Many questions about the virus remain to be answered, including whether SARS-CoV-2 can infect neurons or other types of brain cells. To address this question, Iwasaki and her colleagues analyzed the ability of SARS-CoV-2 to invade human brain organoids. The researchers found that the virus was able to infect neurons in these organoids and use the neuronal cell machinery to replicate. The virus appears to facilitate its replication by boosting the metabolism of infected cells, while neighboring, uninfected neurons die as their oxygen supply is reduced.
SARS-CoV-2 enters lung cells by binding to a protein called ACE2, but whether this protein is present on the surface of brain cells is unclear. Interestingly, the research team determined that the ACE2 protein is, in fact, produced by neurons and that blocking this protein prevents the virus from human brain organoids.
SARS-CoV-2 was also able to infect the brains of mice genetically engineered to produce human ACE2, causing dramatic alterations in the brain’s blood vessels that could potentially disrupt the organ’s oxygen supply. Central nervous system infection was much more lethal in mice than infections limited to the lungs, the researchers found.

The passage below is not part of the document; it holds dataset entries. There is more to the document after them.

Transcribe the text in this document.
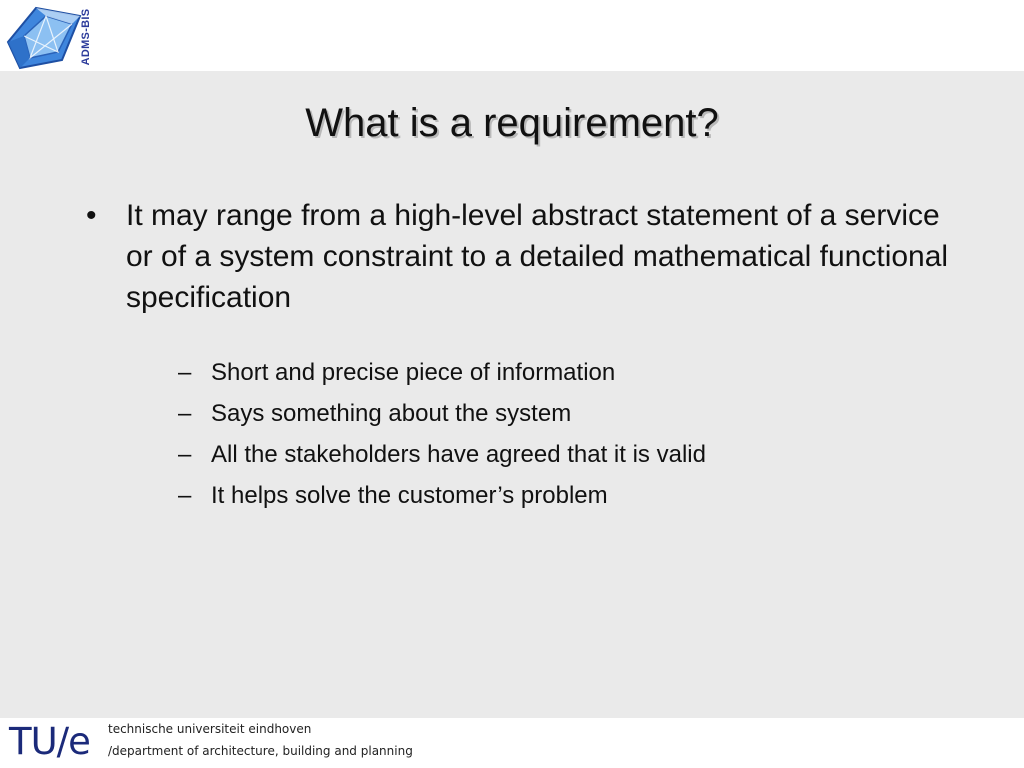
ADMS-BIS
What is a requirement?
• It may range from a high-level abstract statement of a service or of a system constraint to a detailed mathematical functional specification
– Short and precise piece of information
– Says something about the system
– All the stakeholders have agreed that it is valid
– It helps solve the customer’s problem
TU/e technische universiteit eindhoven
/department of architecture, building and planning
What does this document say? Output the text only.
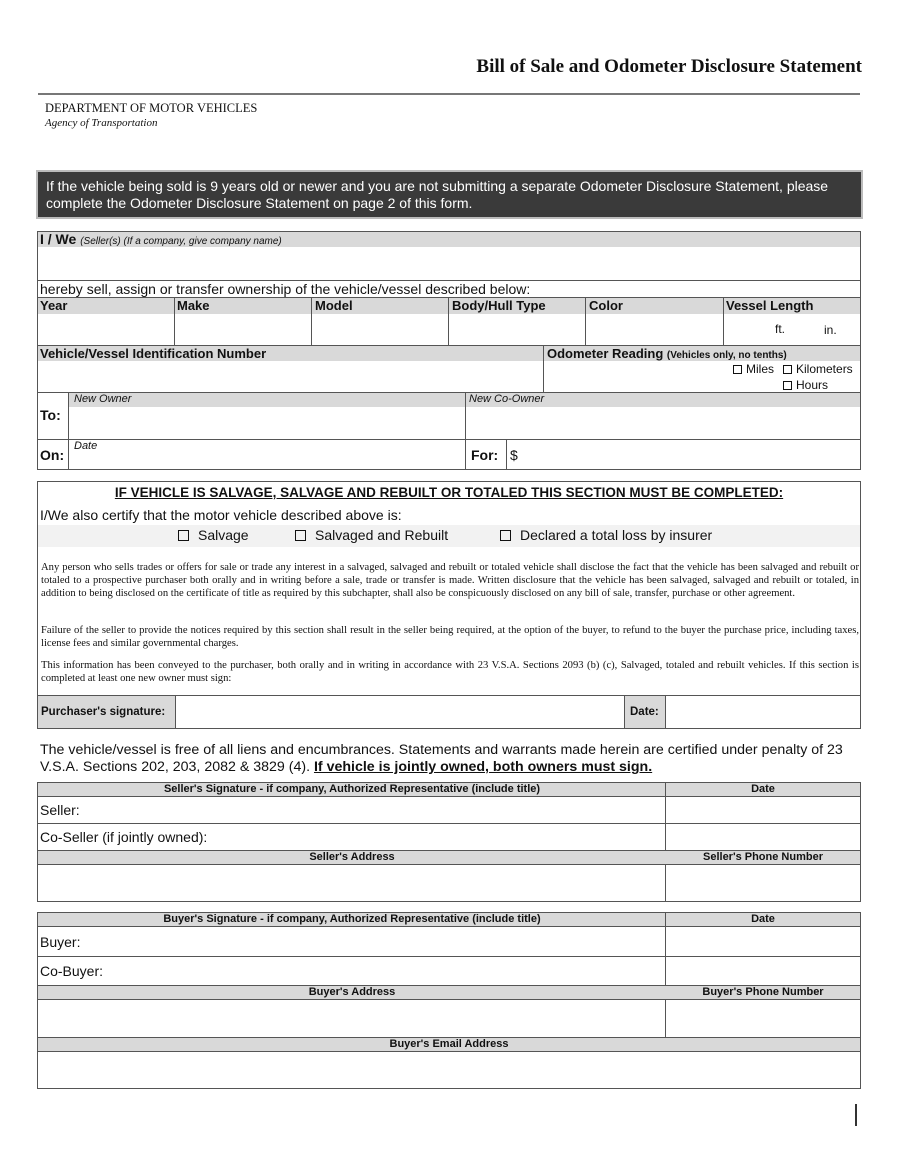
Bill of Sale and Odometer Disclosure Statement
DEPARTMENT OF MOTOR VEHICLES
Agency of Transportation
If the vehicle being sold is 9 years old or newer and you are not submitting a separate Odometer Disclosure Statement, please complete the Odometer Disclosure Statement on page 2 of this form.
I / We (Seller(s) (If a company, give company name)
hereby sell, assign or transfer ownership of the vehicle/vessel described below:
Year	Make	Model	Body/Hull Type	Color	Vessel Length
ft.	in.
Vehicle/Vessel Identification Number	Odometer Reading (Vehicles only, no tenths)
Miles	Kilometers
Hours
New Owner	New Co-Owner
To:
On:
Date
For: $
IF VEHICLE IS SALVAGE, SALVAGE AND REBUILT OR TOTALED THIS SECTION MUST BE COMPLETED:
I/We also certify that the motor vehicle described above is:
Salvage	Salvaged and Rebuilt	Declared a total loss by insurer
Any person who sells trades or offers for sale or trade any interest in a salvaged, salvaged and rebuilt or totaled vehicle shall disclose the fact that the vehicle has been salvaged and rebuilt or totaled to a prospective purchaser both orally and in writing before a sale, trade or transfer is made. Written disclosure that the vehicle has been salvaged, salvaged and rebuilt or totaled, in addition to being disclosed on the certificate of title as required by this subchapter, shall also be conspicuously disclosed on any bill of sale, transfer, purchase or other agreement.
Failure of the seller to provide the notices required by this section shall result in the seller being required, at the option of the buyer, to refund to the buyer the purchase price, including taxes, license fees and similar governmental charges.
This information has been conveyed to the purchaser, both orally and in writing in accordance with 23 V.S.A. Sections 2093 (b) (c), Salvaged, totaled and rebuilt vehicles. If this section is completed at least one new owner must sign:
Purchaser's signature:	Date:
The vehicle/vessel is free of all liens and encumbrances. Statements and warrants made herein are certified under penalty of 23 V.S.A. Sections 202, 203, 2082 & 3829 (4). If vehicle is jointly owned, both owners must sign.
Seller's Signature - if company, Authorized Representative (include title)	Date
Seller:
Co-Seller (if jointly owned):
Seller's Address	Seller's Phone Number
Buyer's Signature - if company, Authorized Representative (include title)	Date
Buyer:
Co-Buyer:
Buyer's Address	Buyer's Phone Number
Buyer's Email Address
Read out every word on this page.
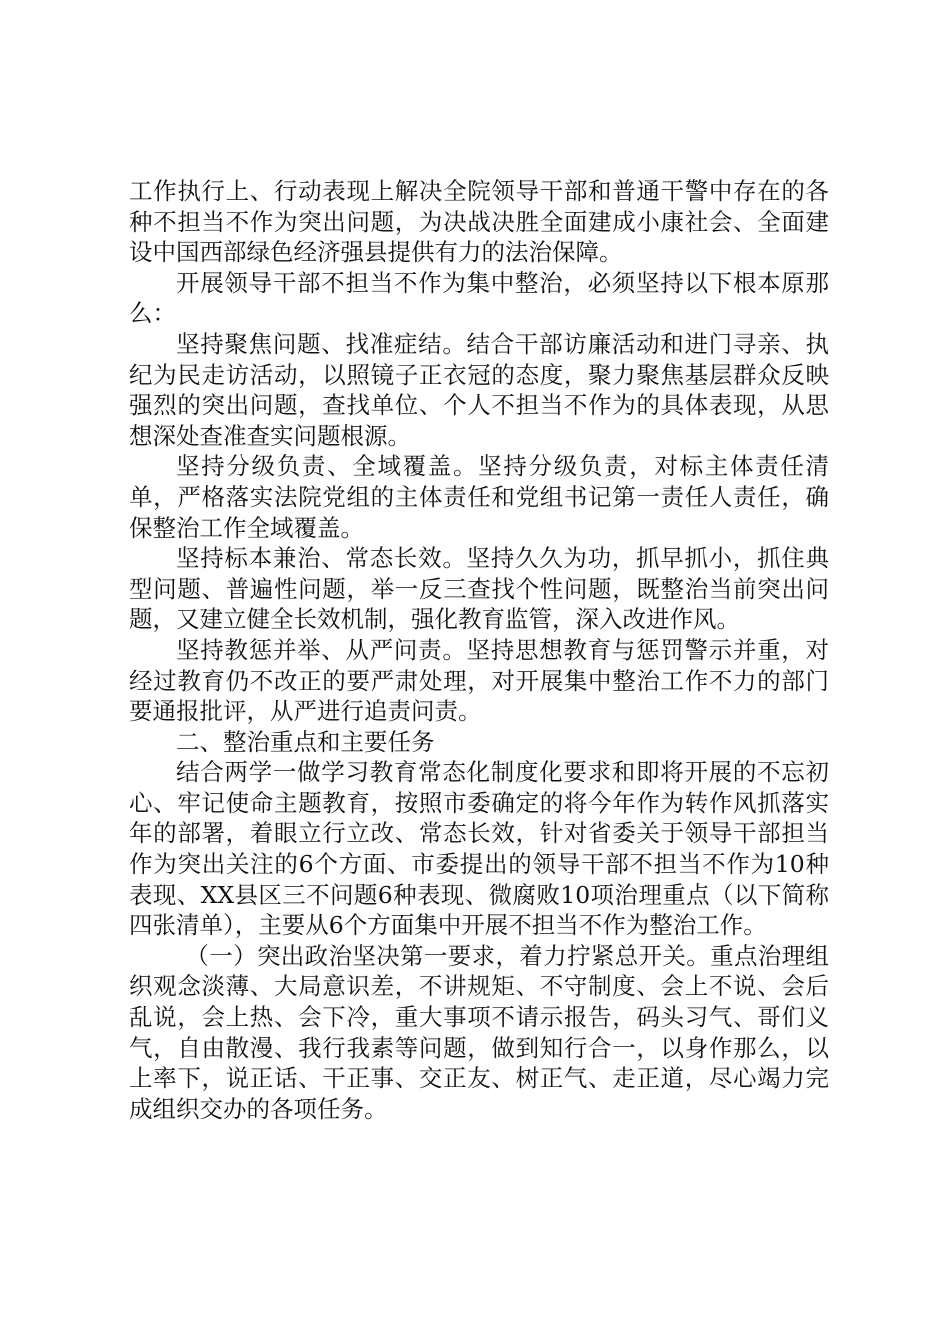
工作执行上、行动表现上解决全院领导干部和普通干警中存在的各种不担当不作为突出问题，为决战决胜全面建成小康社会、全面建设中国西部绿色经济强县提供有力的法治保障。

开展领导干部不担当不作为集中整治，必须坚持以下根本原那么：

坚持聚焦问题、找准症结。结合干部访廉活动和进门寻亲、执纪为民走访活动，以照镜子正衣冠的态度，聚力聚焦基层群众反映强烈的突出问题，查找单位、个人不担当不作为的具体表现，从思想深处查准查实问题根源。

坚持分级负责、全域覆盖。坚持分级负责，对标主体责任清单，严格落实法院党组的主体责任和党组书记第一责任人责任，确保整治工作全域覆盖。

坚持标本兼治、常态长效。坚持久久为功，抓早抓小，抓住典型问题、普遍性问题，举一反三查找个性问题，既整治当前突出问题，又建立健全长效机制，强化教育监管，深入改进作风。

坚持教惩并举、从严问责。坚持思想教育与惩罚警示并重，对经过教育仍不改正的要严肃处理，对开展集中整治工作不力的部门要通报批评，从严进行追责问责。

二、整治重点和主要任务

结合两学一做学习教育常态化制度化要求和即将开展的不忘初心、牢记使命主题教育，按照市委确定的将今年作为转作风抓落实年的部署，着眼立行立改、常态长效，针对省委关于领导干部担当作为突出关注的6个方面、市委提出的领导干部不担当不作为10种表现、XX县区三不问题6种表现、微腐败10项治理重点（以下简称四张清单），主要从6个方面集中开展不担当不作为整治工作。

（一）突出政治坚决第一要求，着力拧紧总开关。重点治理组织观念淡薄、大局意识差，不讲规矩、不守制度、会上不说、会后乱说，会上热、会下冷，重大事项不请示报告，码头习气、哥们义气，自由散漫、我行我素等问题，做到知行合一，以身作那么，以上率下，说正话、干正事、交正友、树正气、走正道，尽心竭力完成组织交办的各项任务。
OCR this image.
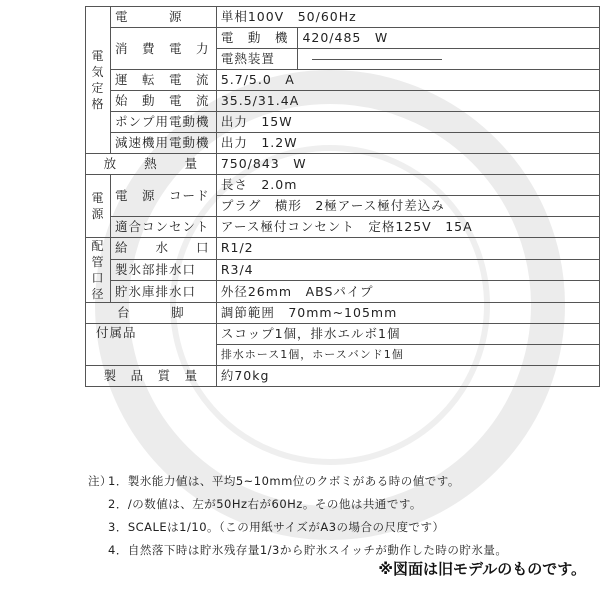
電気定格	電　　　源	単相100V　50/60Hz	
	消　費　電　力	電　動　機	420/485　W
		電熱装置	
	運　転　電　流	5.7/5.0　A	
	始　動　電　流	35.5/31.4A	
	ポンプ用電動機	出力　15W	
	減速機用電動機	出力　1.2W	
放　　熱　　量		750/843　W	
電源	電　源　コード	長さ　2.0m	
		プラグ　横形　2極アース極付差込み	
	適合コンセント	アース極付コンセント　定格125V　15A	
配管口径	給　　水　　口	R1/2	
	製氷部排水口	R3/4	
	貯氷庫排水口	外径26mm　ABSパイプ	
台　　　脚		調節範囲　70mm~105mm	
付属品		スコップ1個，排水エルボ1個	
		排水ホース1個，ホースバンド1個	
製　品　質　量		約70kg	
注）1．製氷能力値は、平均5~10mm位のクボミがある時の値です。
2．/の数値は、左が50Hz右が60Hz。その他は共通です。
3．SCALEは1/10。（この用紙サイズがA3の場合の尺度です）
4．自然落下時は貯氷残存量1/3から貯氷スイッチが動作した時の貯氷量。
※図面は旧モデルのものです。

“We used three independent approaches to probe the capacity of SARS-CoV-2 to infect the brain,” the authors wrote. “First, using human brain organoids, we observed clear evidence of infection with accompanying metabolic changes in infected and neighboring neurons. However, no evidence for type I interferon responses was detected. We demonstrate that neuronal infection can be prevented by blocking ACE2 with antibodies or by administering cerebrospinal fluid from a COVID-19 patient. Second, using mice overexpressing human ACE2, we demonstrate SARS-CoV-2 neuroinvasion in vivo.”
Finally, the researchers analyzed the brains of three patients who succumbed to COVID-19. SARS-CoV-2 was detected in the cortical neurons of one of these patients, and the infected brain regions were associated with ischemic infarcts in which decreased blood supply causes localized tissue damage and cell death. Microinfarcts were detected in the brain autopsy of all three patients.
“Our study clearly demonstrates that neurons can become a target of SARS-CoV-2 infection, with devastating consequences of localized ischemia in the brain and cell death,” noted co-senior study investigator Kaya Bilguvar, MD, an associate professor of genetics and director of the Yale Center for Genome Analysis. “Our results suggest that neurologic symptoms associated with COVID-19 may be related to these consequences and may help guide rational approaches to the treatment of COVID-19 patients with neuronal disorders.”
“Future studies will be needed to investigate what might predispose some patients to infections of the central nervous system and to determine the route of SARS-CoV-2 invasion into the brain and the sequence of infection in different cell types within the central nervous system that will help validate the temporal relationship between SARS-CoV-2 and ischemic infarcts in patients,” Iwasaki concluded.